Back in June 2011, when the housing market was still soft, there were 24,172 homes for sale and listings took 91 days to sell on average in metro Denver, according to Coldwell Banker.
Exacerbating the tight inventory is metro Denver’s ongoing popularity with young adults from other states. More people are also moving out on their own as the economy improves and unemployment drops.
“If you want anything other than your standard apartment, inventory is miserable,” said Ron Throupe, an associate professor at the University of Denver’s Burns School of Real Estate and Construction Management.
The vacancy rate on rental homes was running 1.4 percent in the first quarter and in pockets such as Douglas County was at 0 percent, said Ryan McMaken, a former Colorado Division of Housing economist.
That contrasts with a tight 4.7 percent vacancy rate in the second quarter for apartments in metro Denver. But the inventory of apartments — unlike single-family homes — is expected to surge as developers place thousands of new units on the market in coming months.

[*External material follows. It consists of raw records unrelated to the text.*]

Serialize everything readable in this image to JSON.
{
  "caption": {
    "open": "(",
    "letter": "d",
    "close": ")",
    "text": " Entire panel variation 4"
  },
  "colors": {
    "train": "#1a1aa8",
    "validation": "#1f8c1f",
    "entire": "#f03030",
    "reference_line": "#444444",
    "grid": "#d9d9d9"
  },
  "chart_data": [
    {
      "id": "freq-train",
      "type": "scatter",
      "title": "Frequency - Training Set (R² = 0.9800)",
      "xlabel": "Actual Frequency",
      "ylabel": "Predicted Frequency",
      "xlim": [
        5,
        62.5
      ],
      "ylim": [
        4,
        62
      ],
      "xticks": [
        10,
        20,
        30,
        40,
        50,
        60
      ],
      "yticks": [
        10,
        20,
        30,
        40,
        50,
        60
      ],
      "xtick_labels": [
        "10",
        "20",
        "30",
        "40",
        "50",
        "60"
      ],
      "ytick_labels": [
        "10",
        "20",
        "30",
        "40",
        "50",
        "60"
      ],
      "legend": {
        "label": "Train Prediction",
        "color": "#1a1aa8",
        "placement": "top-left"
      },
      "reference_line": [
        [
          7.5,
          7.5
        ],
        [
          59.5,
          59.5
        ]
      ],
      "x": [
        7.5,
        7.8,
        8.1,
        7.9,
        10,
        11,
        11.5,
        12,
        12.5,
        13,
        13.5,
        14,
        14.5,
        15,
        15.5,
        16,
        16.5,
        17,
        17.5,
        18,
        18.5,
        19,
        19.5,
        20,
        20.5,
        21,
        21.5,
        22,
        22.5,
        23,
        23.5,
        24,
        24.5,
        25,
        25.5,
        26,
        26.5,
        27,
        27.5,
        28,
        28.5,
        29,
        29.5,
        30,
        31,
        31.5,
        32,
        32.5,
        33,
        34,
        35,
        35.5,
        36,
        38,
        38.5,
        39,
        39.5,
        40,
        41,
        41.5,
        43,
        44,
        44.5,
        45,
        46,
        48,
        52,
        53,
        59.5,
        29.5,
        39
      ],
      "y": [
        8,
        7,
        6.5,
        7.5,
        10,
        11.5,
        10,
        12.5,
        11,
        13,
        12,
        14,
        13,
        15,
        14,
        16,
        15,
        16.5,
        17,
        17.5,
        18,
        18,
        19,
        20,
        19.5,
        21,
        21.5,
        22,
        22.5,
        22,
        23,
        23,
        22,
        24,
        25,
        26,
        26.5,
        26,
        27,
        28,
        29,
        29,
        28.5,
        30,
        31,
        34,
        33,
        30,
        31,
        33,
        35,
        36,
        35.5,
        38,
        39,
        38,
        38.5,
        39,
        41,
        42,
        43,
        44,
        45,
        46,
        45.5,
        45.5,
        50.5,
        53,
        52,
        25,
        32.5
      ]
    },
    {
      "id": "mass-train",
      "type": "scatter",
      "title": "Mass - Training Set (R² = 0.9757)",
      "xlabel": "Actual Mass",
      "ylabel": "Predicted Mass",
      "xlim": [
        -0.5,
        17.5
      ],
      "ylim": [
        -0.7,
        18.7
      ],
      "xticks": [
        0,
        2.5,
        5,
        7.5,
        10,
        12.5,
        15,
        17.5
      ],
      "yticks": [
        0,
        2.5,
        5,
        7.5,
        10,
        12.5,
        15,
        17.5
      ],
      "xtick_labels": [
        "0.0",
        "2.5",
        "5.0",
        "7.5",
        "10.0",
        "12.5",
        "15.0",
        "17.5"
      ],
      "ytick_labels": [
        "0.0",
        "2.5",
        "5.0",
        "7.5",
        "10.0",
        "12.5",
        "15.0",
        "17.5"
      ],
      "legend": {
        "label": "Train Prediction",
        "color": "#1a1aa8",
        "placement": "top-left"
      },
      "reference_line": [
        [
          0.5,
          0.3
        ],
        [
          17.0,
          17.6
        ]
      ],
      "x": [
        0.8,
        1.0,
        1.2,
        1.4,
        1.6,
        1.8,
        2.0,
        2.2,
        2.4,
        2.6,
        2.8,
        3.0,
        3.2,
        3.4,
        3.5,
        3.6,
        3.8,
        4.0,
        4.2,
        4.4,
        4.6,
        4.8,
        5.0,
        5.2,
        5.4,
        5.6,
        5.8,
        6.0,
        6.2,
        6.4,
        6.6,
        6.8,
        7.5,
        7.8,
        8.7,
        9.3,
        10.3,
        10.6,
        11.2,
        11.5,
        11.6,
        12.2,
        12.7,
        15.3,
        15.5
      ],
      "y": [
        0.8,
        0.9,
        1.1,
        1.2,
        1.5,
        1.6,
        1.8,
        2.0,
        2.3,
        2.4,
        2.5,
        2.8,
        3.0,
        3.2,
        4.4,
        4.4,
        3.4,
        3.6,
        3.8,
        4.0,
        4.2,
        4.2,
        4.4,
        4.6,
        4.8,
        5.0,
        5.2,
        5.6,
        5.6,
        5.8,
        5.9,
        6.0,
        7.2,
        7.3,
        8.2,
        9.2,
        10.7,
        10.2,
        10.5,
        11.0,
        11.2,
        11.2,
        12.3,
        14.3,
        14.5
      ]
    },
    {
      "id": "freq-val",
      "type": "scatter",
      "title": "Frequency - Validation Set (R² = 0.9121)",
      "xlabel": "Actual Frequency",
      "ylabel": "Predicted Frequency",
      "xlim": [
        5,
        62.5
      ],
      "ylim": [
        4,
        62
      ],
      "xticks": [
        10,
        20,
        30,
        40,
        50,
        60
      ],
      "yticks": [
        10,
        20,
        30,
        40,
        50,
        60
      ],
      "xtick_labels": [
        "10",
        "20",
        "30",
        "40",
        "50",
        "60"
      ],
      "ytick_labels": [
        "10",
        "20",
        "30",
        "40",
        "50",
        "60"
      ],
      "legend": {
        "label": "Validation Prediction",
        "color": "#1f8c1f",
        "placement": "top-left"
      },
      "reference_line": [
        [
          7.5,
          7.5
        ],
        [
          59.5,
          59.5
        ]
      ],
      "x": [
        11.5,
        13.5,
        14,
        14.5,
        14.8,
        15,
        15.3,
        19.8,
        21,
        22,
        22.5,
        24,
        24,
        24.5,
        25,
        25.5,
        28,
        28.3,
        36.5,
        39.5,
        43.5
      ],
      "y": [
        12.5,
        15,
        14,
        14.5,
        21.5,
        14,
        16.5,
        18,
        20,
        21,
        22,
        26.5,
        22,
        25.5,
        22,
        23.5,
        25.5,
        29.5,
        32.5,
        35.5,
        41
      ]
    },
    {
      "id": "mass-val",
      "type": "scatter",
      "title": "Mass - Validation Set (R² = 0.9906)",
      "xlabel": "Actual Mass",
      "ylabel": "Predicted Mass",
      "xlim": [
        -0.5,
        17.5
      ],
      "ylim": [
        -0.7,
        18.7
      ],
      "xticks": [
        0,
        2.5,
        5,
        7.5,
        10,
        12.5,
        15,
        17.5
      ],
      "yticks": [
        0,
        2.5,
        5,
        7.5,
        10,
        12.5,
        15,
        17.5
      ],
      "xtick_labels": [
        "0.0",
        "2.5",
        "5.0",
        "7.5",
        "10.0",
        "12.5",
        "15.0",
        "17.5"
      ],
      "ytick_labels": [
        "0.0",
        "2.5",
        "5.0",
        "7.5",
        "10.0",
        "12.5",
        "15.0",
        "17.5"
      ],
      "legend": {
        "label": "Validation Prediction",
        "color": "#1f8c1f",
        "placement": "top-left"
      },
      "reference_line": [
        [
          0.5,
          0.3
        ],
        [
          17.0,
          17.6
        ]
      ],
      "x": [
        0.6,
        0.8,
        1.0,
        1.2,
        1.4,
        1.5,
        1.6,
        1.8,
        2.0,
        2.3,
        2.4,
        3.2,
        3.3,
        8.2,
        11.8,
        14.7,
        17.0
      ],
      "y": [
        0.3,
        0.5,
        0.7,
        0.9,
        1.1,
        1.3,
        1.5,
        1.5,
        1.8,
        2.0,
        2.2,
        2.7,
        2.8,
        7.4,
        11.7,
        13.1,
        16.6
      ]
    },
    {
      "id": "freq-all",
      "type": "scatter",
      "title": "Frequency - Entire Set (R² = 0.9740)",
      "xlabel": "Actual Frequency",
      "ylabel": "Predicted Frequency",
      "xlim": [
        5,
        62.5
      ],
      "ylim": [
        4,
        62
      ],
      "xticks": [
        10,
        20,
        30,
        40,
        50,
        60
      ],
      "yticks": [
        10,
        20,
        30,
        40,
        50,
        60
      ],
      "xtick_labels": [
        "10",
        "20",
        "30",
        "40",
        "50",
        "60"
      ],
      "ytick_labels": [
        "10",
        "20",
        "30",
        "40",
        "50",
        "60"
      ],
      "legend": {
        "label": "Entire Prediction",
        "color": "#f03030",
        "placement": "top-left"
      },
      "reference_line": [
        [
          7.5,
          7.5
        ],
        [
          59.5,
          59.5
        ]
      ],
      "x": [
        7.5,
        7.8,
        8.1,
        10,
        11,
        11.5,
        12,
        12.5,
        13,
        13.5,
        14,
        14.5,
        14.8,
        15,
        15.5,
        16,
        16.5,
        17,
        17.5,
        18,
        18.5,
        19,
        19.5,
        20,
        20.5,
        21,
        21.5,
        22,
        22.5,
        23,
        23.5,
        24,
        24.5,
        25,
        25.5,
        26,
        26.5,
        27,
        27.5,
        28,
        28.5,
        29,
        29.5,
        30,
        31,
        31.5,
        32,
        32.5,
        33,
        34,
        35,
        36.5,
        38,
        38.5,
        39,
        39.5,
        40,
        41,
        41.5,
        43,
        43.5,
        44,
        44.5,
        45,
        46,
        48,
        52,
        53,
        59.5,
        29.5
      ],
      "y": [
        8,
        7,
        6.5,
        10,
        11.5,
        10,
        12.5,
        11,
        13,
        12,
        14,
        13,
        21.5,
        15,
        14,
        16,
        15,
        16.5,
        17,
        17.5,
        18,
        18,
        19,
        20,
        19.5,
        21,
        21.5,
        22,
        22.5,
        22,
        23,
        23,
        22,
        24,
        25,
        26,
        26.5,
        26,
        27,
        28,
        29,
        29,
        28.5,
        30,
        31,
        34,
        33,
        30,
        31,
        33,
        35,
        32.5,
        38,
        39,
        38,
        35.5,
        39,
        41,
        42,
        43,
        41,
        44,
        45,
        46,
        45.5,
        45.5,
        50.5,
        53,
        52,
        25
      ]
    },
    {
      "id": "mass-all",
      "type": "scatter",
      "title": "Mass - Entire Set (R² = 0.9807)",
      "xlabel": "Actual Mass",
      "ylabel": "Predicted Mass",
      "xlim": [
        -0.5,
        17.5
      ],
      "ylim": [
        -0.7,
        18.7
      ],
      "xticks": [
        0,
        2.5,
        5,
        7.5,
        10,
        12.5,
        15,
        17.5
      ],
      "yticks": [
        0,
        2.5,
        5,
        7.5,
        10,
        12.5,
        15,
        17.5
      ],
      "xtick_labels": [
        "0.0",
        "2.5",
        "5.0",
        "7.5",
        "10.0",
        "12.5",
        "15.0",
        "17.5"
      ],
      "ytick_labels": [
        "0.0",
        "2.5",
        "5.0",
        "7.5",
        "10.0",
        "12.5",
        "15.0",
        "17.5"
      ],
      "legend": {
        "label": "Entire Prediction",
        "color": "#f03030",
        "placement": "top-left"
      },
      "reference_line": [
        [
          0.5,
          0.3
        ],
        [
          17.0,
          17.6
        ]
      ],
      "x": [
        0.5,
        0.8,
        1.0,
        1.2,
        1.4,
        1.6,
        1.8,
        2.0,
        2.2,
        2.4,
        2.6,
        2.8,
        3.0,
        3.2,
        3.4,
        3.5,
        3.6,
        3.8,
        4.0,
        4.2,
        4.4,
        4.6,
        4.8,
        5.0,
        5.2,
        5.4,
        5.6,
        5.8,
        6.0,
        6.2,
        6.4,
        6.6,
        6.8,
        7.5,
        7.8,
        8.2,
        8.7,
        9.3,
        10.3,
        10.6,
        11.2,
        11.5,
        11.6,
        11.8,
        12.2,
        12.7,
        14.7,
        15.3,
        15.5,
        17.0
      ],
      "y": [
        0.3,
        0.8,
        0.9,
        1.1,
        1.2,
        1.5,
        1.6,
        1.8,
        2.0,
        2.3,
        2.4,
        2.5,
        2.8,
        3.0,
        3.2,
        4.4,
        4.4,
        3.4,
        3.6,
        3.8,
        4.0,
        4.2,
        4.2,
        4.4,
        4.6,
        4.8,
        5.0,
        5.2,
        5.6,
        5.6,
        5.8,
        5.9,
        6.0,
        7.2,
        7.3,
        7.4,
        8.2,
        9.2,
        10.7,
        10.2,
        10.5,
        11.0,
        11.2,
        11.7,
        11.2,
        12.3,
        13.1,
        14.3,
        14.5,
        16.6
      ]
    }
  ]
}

Steve Bacheller notes that the company’s rental homes are turning over in under two weeks once they hit the market, compared with more than three weeks last year and a month in a more normal market.
Throupe compared the desperation of renters looking for single-family home to mice scrambling to find cheese that isn’t there. Many renters, he predicts, will be forced into apartments.
But some renters prefer homes to apartments because of the greater privacy they provide and their lower cost per square foot, not to mention having a backyard for the kids and pets.
Throupe’s advice for those who absolutely must have a house: Try to buy one.
“My answer is to get a night job and save enough to get a down payment,” he said. “Get out of the rat race.”
Although rents are rising, Steve Bacheller notes that landlords can’t name their price. Properties that are too far out of line with the market won’t rent.
The shrinking number of homes to rent has also put pressure on property managers as well, pushing smaller players out of business.
Krier expects the rental market will ease up a little as the peak home-selling season tapers and landlords wait for the next selling window.
But that is little consolation to renters who need a home now.
Grote, an Ohio transplant, has to vacate her home by the end of the month because her landlord, who was living in California, is moving back.
“It is very crazy,” Grote said of the race to find a home.